Amazon has rolled out Amazon Nova, which it describes as the “next step in our AI journey”.

Amazon Nova-powered generative AI applications can be used to help understand videos, charts and documents, as well as generating videos and other multimedia content.

Rohit Prasad, SVP of Amazon Artificial General Intelligence, said: “Inside Amazon, we have about 1,000 Gen AI applications in motion, and we’ve had a bird’s-eye view of what application builders are still grappling with. Our new Amazon Nova models are intended to help with these challenges for internal and external builders, and provide compelling intelligence and content generation while also delivering meaningful progress on latency, cost-effectiveness, customisation, information grounding, and agentic capabilities.”

Amazon Nova models are integrated with Amazon Bedrock, alongside other foundation models from leading AI companies that are available for use through a single API.

The models also support custom fine-tuning. Amazon says the Amazon Nova model learns what matters most to the customer from their own data (including text, images, and videos), and then Amazon Bedrock trains a private fine-tuned model that will provide tailored responses.

The Amazon Nova creative generation models are Amazon Nova Canvas and Amazon Nova Reel.

In the example above, Amazon Ads used Amazon Nova Reel to create a commercial for a fictional boxed pasta brand.

In the example above, Amazon Nova Pro is asked to review and describe the silent video clip.
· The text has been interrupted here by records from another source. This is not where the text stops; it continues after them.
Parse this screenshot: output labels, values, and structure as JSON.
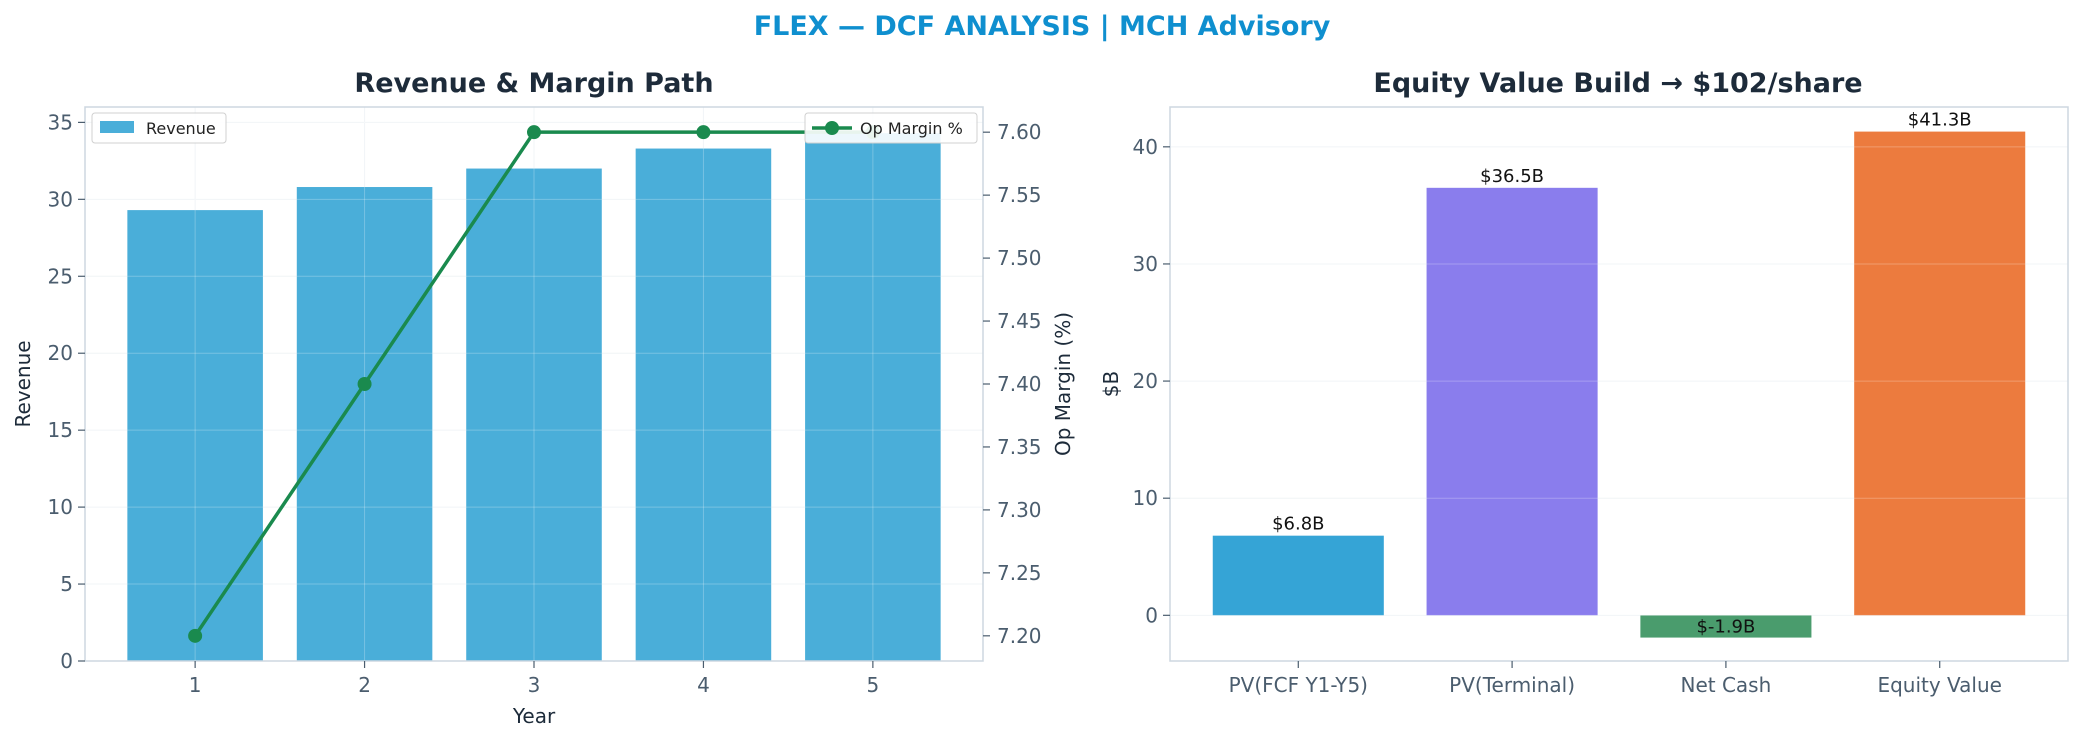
{
  "suptitle": "FLEX — DCF ANALYSIS | MCH Advisory",
  "colors": {
    "title": "#0f8fcf",
    "revenue_bar": "#4aaed9",
    "margin_line": "#1a8a4e",
    "pv_fcf": "#35a4d6",
    "pv_terminal": "#8a7ded",
    "net_cash": "#4a9c6d",
    "equity_value": "#ec7b3e"
  },
  "chart_data": [
    {
      "type": "bar",
      "title": "Revenue & Margin Path",
      "xlabel": "Year",
      "ylabel": "Revenue",
      "y2label": "Op Margin (%)",
      "categories": [
        "1",
        "2",
        "3",
        "4",
        "5"
      ],
      "ylim": [
        0,
        36
      ],
      "yticks": [
        0,
        5,
        10,
        15,
        20,
        25,
        30,
        35
      ],
      "y2lim": [
        7.18,
        7.62
      ],
      "y2ticks": [
        "7.20",
        "7.25",
        "7.30",
        "7.35",
        "7.40",
        "7.45",
        "7.50",
        "7.55",
        "7.60"
      ],
      "series": [
        {
          "name": "Revenue",
          "type": "bar",
          "axis": "left",
          "values": [
            29.3,
            30.8,
            32.0,
            33.3,
            34.3
          ]
        },
        {
          "name": "Op Margin %",
          "type": "line",
          "axis": "right",
          "values": [
            7.2,
            7.4,
            7.6,
            7.6,
            7.6
          ]
        }
      ],
      "legend": [
        "upper-left",
        "upper-right"
      ],
      "grid": true
    },
    {
      "type": "bar",
      "title": "Equity Value Build → $102/share",
      "xlabel": "",
      "ylabel": "$B",
      "categories": [
        "PV(FCF Y1-Y5)",
        "PV(Terminal)",
        "Net Cash",
        "Equity Value"
      ],
      "values": [
        6.8,
        36.5,
        -1.9,
        41.3
      ],
      "data_labels": [
        "$6.8B",
        "$36.5B",
        "$-1.9B",
        "$41.3B"
      ],
      "ylim": [
        -3.9,
        43.4
      ],
      "yticks": [
        0,
        10,
        20,
        30,
        40
      ],
      "grid": true
    }
  ]
}
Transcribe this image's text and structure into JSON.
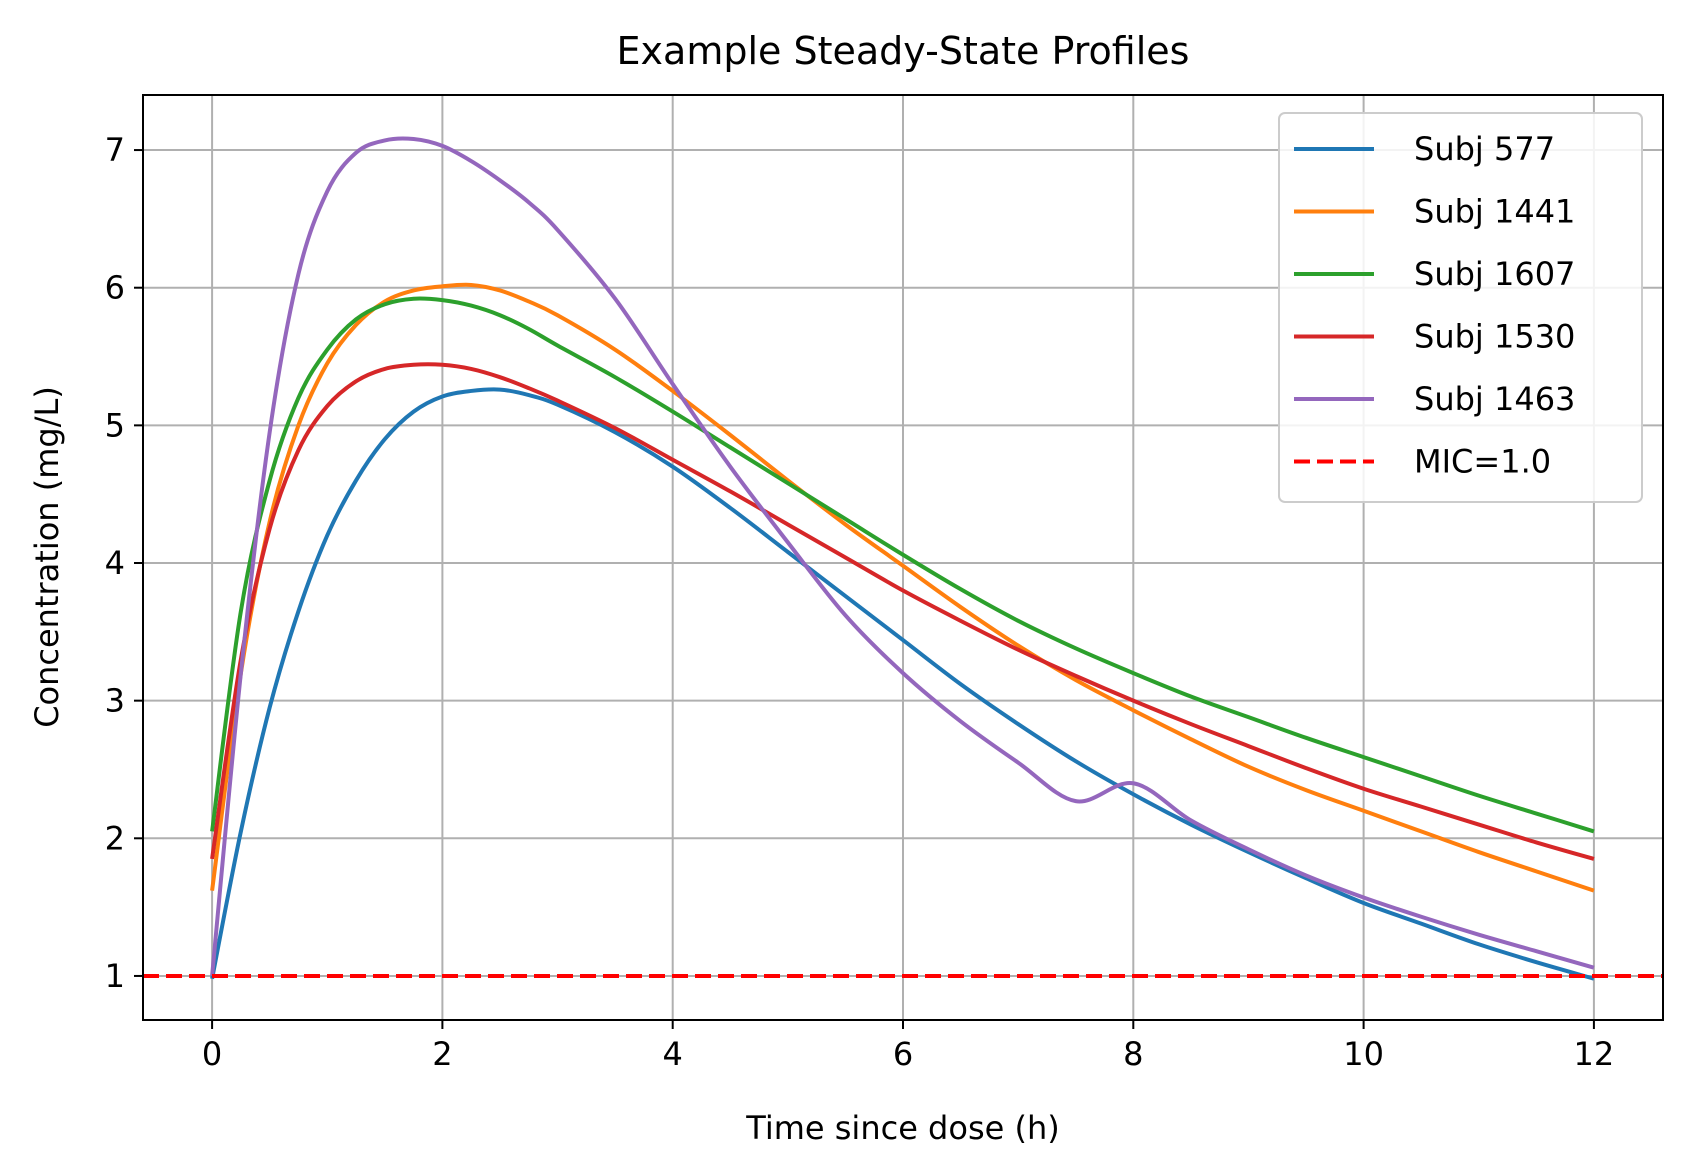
{
  "chart_data": {
    "type": "line",
    "title": "Example Steady-State Profiles",
    "xlabel": "Time since dose (h)",
    "ylabel": "Concentration (mg/L)",
    "xlim": [
      -0.6,
      12.6
    ],
    "ylim": [
      0.68,
      7.4
    ],
    "xticks": [
      0,
      2,
      4,
      6,
      8,
      10,
      12
    ],
    "yticks": [
      1,
      2,
      3,
      4,
      5,
      6,
      7
    ],
    "grid": true,
    "legend_position": "top-right",
    "x": [
      0,
      0.25,
      0.5,
      0.75,
      1,
      1.25,
      1.5,
      1.75,
      2,
      2.25,
      2.5,
      2.75,
      3,
      3.5,
      4,
      4.5,
      5,
      5.5,
      6,
      6.5,
      7,
      7.5,
      8,
      8.5,
      9,
      9.5,
      10,
      10.5,
      11,
      11.5,
      12
    ],
    "series": [
      {
        "name": "Subj 577",
        "color": "#1f77b4",
        "values": [
          0.98,
          2.05,
          2.95,
          3.65,
          4.2,
          4.6,
          4.9,
          5.1,
          5.21,
          5.25,
          5.26,
          5.22,
          5.15,
          4.95,
          4.7,
          4.4,
          4.08,
          3.76,
          3.44,
          3.12,
          2.83,
          2.56,
          2.32,
          2.1,
          1.9,
          1.71,
          1.53,
          1.38,
          1.23,
          1.1,
          0.98
        ]
      },
      {
        "name": "Subj 1441",
        "color": "#ff7f0e",
        "values": [
          1.62,
          3.2,
          4.3,
          5.0,
          5.45,
          5.73,
          5.9,
          5.98,
          6.01,
          6.02,
          5.98,
          5.9,
          5.8,
          5.55,
          5.25,
          4.93,
          4.6,
          4.28,
          3.98,
          3.68,
          3.4,
          3.15,
          2.93,
          2.72,
          2.52,
          2.35,
          2.2,
          2.05,
          1.9,
          1.76,
          1.62
        ]
      },
      {
        "name": "Subj 1607",
        "color": "#2ca02c",
        "values": [
          2.05,
          3.65,
          4.6,
          5.2,
          5.55,
          5.77,
          5.88,
          5.92,
          5.91,
          5.87,
          5.8,
          5.7,
          5.58,
          5.35,
          5.1,
          4.84,
          4.58,
          4.32,
          4.06,
          3.81,
          3.58,
          3.38,
          3.2,
          3.03,
          2.88,
          2.73,
          2.59,
          2.45,
          2.31,
          2.18,
          2.05
        ]
      },
      {
        "name": "Subj 1530",
        "color": "#d62728",
        "values": [
          1.85,
          3.3,
          4.25,
          4.82,
          5.14,
          5.32,
          5.41,
          5.44,
          5.44,
          5.41,
          5.35,
          5.27,
          5.18,
          4.98,
          4.75,
          4.52,
          4.28,
          4.04,
          3.8,
          3.58,
          3.37,
          3.18,
          3.0,
          2.83,
          2.67,
          2.51,
          2.36,
          2.23,
          2.1,
          1.97,
          1.85
        ]
      },
      {
        "name": "Subj 1463",
        "color": "#9467bd",
        "values": [
          1.0,
          3.2,
          4.95,
          6.1,
          6.7,
          6.98,
          7.07,
          7.08,
          7.03,
          6.92,
          6.78,
          6.62,
          6.42,
          5.92,
          5.3,
          4.7,
          4.15,
          3.62,
          3.2,
          2.85,
          2.55,
          2.27,
          2.4,
          2.13,
          1.92,
          1.73,
          1.57,
          1.43,
          1.3,
          1.18,
          1.06
        ]
      }
    ],
    "reference_lines": [
      {
        "name": "MIC=1.0",
        "y": 1.0,
        "color": "#ff0000",
        "style": "dashed"
      }
    ]
  }
}
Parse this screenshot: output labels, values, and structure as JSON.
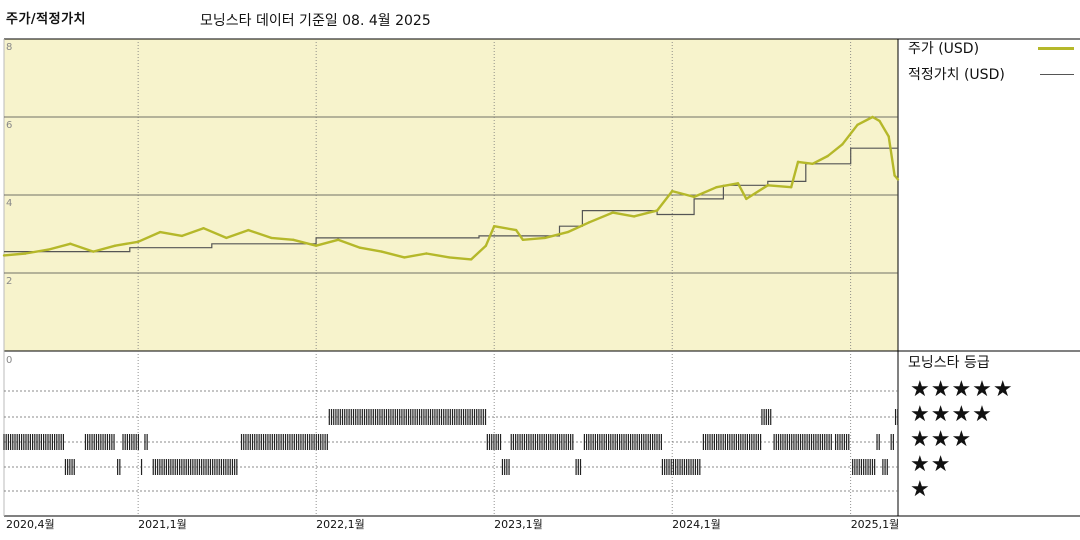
{
  "header": {
    "title": "주가/적정가치",
    "subtitle": "모닝스타 데이터 기준일 08. 4월 2025"
  },
  "legend": [
    {
      "label": "주가 (USD)",
      "color": "#b5b82a"
    },
    {
      "label": "적정가치 (USD)",
      "color": "#555555"
    }
  ],
  "rating_panel": {
    "title": "모닝스타 등급",
    "stars": [
      "★★★★★",
      "★★★★",
      "★★★",
      "★★",
      "★"
    ]
  },
  "colors": {
    "plot_bg": "#f7f3cc",
    "price": "#b5b82a",
    "fair_value": "#555555",
    "rating_bar": "#222222"
  },
  "chart_data": {
    "type": "line",
    "title": "주가/적정가치",
    "subtitle": "모닝스타 데이터 기준일 08. 4월 2025",
    "x_ticks": [
      {
        "label": "2020,4월",
        "date": "2020-04-01"
      },
      {
        "label": "2021,1월",
        "date": "2021-01-01"
      },
      {
        "label": "2022,1월",
        "date": "2022-01-01"
      },
      {
        "label": "2023,1월",
        "date": "2023-01-01"
      },
      {
        "label": "2024,1월",
        "date": "2024-01-01"
      },
      {
        "label": "2025,1월",
        "date": "2025-01-01"
      }
    ],
    "xlim": [
      "2020-04-01",
      "2025-04-08"
    ],
    "y_ticks": [
      2,
      4,
      6,
      8
    ],
    "ylim": [
      0,
      8
    ],
    "grid": true,
    "series": [
      {
        "name": "주가 (USD)",
        "points": [
          [
            "2020-04-01",
            2.45
          ],
          [
            "2020-05-15",
            2.5
          ],
          [
            "2020-07-01",
            2.6
          ],
          [
            "2020-08-15",
            2.75
          ],
          [
            "2020-10-01",
            2.55
          ],
          [
            "2020-11-15",
            2.7
          ],
          [
            "2021-01-01",
            2.8
          ],
          [
            "2021-02-15",
            3.05
          ],
          [
            "2021-04-01",
            2.95
          ],
          [
            "2021-05-15",
            3.15
          ],
          [
            "2021-07-01",
            2.9
          ],
          [
            "2021-08-15",
            3.1
          ],
          [
            "2021-10-01",
            2.9
          ],
          [
            "2021-11-15",
            2.85
          ],
          [
            "2022-01-01",
            2.7
          ],
          [
            "2022-02-15",
            2.85
          ],
          [
            "2022-04-01",
            2.65
          ],
          [
            "2022-05-15",
            2.55
          ],
          [
            "2022-07-01",
            2.4
          ],
          [
            "2022-08-15",
            2.5
          ],
          [
            "2022-10-01",
            2.4
          ],
          [
            "2022-11-15",
            2.35
          ],
          [
            "2022-12-15",
            2.7
          ],
          [
            "2023-01-01",
            3.2
          ],
          [
            "2023-02-15",
            3.1
          ],
          [
            "2023-03-01",
            2.85
          ],
          [
            "2023-04-15",
            2.9
          ],
          [
            "2023-06-01",
            3.05
          ],
          [
            "2023-07-15",
            3.3
          ],
          [
            "2023-09-01",
            3.55
          ],
          [
            "2023-10-15",
            3.45
          ],
          [
            "2023-12-01",
            3.6
          ],
          [
            "2024-01-01",
            4.1
          ],
          [
            "2024-02-15",
            3.95
          ],
          [
            "2024-04-01",
            4.2
          ],
          [
            "2024-05-15",
            4.3
          ],
          [
            "2024-06-01",
            3.9
          ],
          [
            "2024-07-15",
            4.25
          ],
          [
            "2024-09-01",
            4.2
          ],
          [
            "2024-09-15",
            4.85
          ],
          [
            "2024-10-15",
            4.8
          ],
          [
            "2024-11-15",
            5.0
          ],
          [
            "2024-12-15",
            5.3
          ],
          [
            "2025-01-15",
            5.8
          ],
          [
            "2025-02-15",
            6.0
          ],
          [
            "2025-03-01",
            5.9
          ],
          [
            "2025-03-20",
            5.5
          ],
          [
            "2025-04-01",
            4.5
          ],
          [
            "2025-04-08",
            4.4
          ]
        ]
      },
      {
        "name": "적정가치 (USD)",
        "points": [
          [
            "2020-04-01",
            2.55
          ],
          [
            "2020-12-15",
            2.55
          ],
          [
            "2020-12-15",
            2.65
          ],
          [
            "2021-06-01",
            2.65
          ],
          [
            "2021-06-01",
            2.75
          ],
          [
            "2022-01-01",
            2.75
          ],
          [
            "2022-01-01",
            2.9
          ],
          [
            "2022-12-01",
            2.9
          ],
          [
            "2022-12-01",
            2.95
          ],
          [
            "2023-05-15",
            2.95
          ],
          [
            "2023-05-15",
            3.2
          ],
          [
            "2023-07-01",
            3.2
          ],
          [
            "2023-07-01",
            3.6
          ],
          [
            "2023-12-01",
            3.6
          ],
          [
            "2023-12-01",
            3.5
          ],
          [
            "2024-02-15",
            3.5
          ],
          [
            "2024-02-15",
            3.9
          ],
          [
            "2024-04-15",
            3.9
          ],
          [
            "2024-04-15",
            4.25
          ],
          [
            "2024-07-15",
            4.25
          ],
          [
            "2024-07-15",
            4.35
          ],
          [
            "2024-10-01",
            4.35
          ],
          [
            "2024-10-01",
            4.8
          ],
          [
            "2025-01-01",
            4.8
          ],
          [
            "2025-01-01",
            5.2
          ],
          [
            "2025-04-08",
            5.2
          ]
        ]
      }
    ],
    "rating_history": {
      "label": "모닝스타 등급",
      "levels": [
        5,
        4,
        3,
        2,
        1
      ],
      "segments": [
        {
          "stars": 3,
          "start": "2020-04-01",
          "end": "2020-08-01"
        },
        {
          "stars": 2,
          "start": "2020-08-05",
          "end": "2020-08-25"
        },
        {
          "stars": 3,
          "start": "2020-09-15",
          "end": "2020-11-15"
        },
        {
          "stars": 2,
          "start": "2020-11-20",
          "end": "2020-11-28"
        },
        {
          "stars": 3,
          "start": "2020-12-01",
          "end": "2021-01-05"
        },
        {
          "stars": 2,
          "start": "2021-01-08",
          "end": "2021-01-12"
        },
        {
          "stars": 3,
          "start": "2021-01-15",
          "end": "2021-01-20"
        },
        {
          "stars": 2,
          "start": "2021-02-01",
          "end": "2021-07-25"
        },
        {
          "stars": 3,
          "start": "2021-08-01",
          "end": "2022-01-25"
        },
        {
          "stars": 4,
          "start": "2022-01-28",
          "end": "2022-12-15"
        },
        {
          "stars": 3,
          "start": "2022-12-18",
          "end": "2023-01-15"
        },
        {
          "stars": 2,
          "start": "2023-01-18",
          "end": "2023-02-01"
        },
        {
          "stars": 3,
          "start": "2023-02-05",
          "end": "2023-06-15"
        },
        {
          "stars": 2,
          "start": "2023-06-18",
          "end": "2023-07-01"
        },
        {
          "stars": 3,
          "start": "2023-07-05",
          "end": "2023-12-10"
        },
        {
          "stars": 2,
          "start": "2023-12-12",
          "end": "2024-03-01"
        },
        {
          "stars": 3,
          "start": "2024-03-05",
          "end": "2024-07-01"
        },
        {
          "stars": 4,
          "start": "2024-07-03",
          "end": "2024-07-25"
        },
        {
          "stars": 3,
          "start": "2024-07-28",
          "end": "2024-11-25"
        },
        {
          "stars": 3,
          "start": "2024-12-01",
          "end": "2025-01-01"
        },
        {
          "stars": 2,
          "start": "2025-01-05",
          "end": "2025-02-20"
        },
        {
          "stars": 3,
          "start": "2025-02-24",
          "end": "2025-03-05"
        },
        {
          "stars": 2,
          "start": "2025-03-08",
          "end": "2025-03-20"
        },
        {
          "stars": 3,
          "start": "2025-03-25",
          "end": "2025-04-01"
        },
        {
          "stars": 4,
          "start": "2025-04-03",
          "end": "2025-04-08"
        }
      ]
    }
  }
}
The results include details about the setting of the game, the team uniforms, descriptions of actions taken by the players, and how the play culminates.

Amazon plans to introduce two additional Amazon Nova models in 2025, including a speech-to-speech model that understands streaming speech input in natural language, interpreting verbal and nonverbal cues (like tone and cadence), and delivering natural humanlike interactions.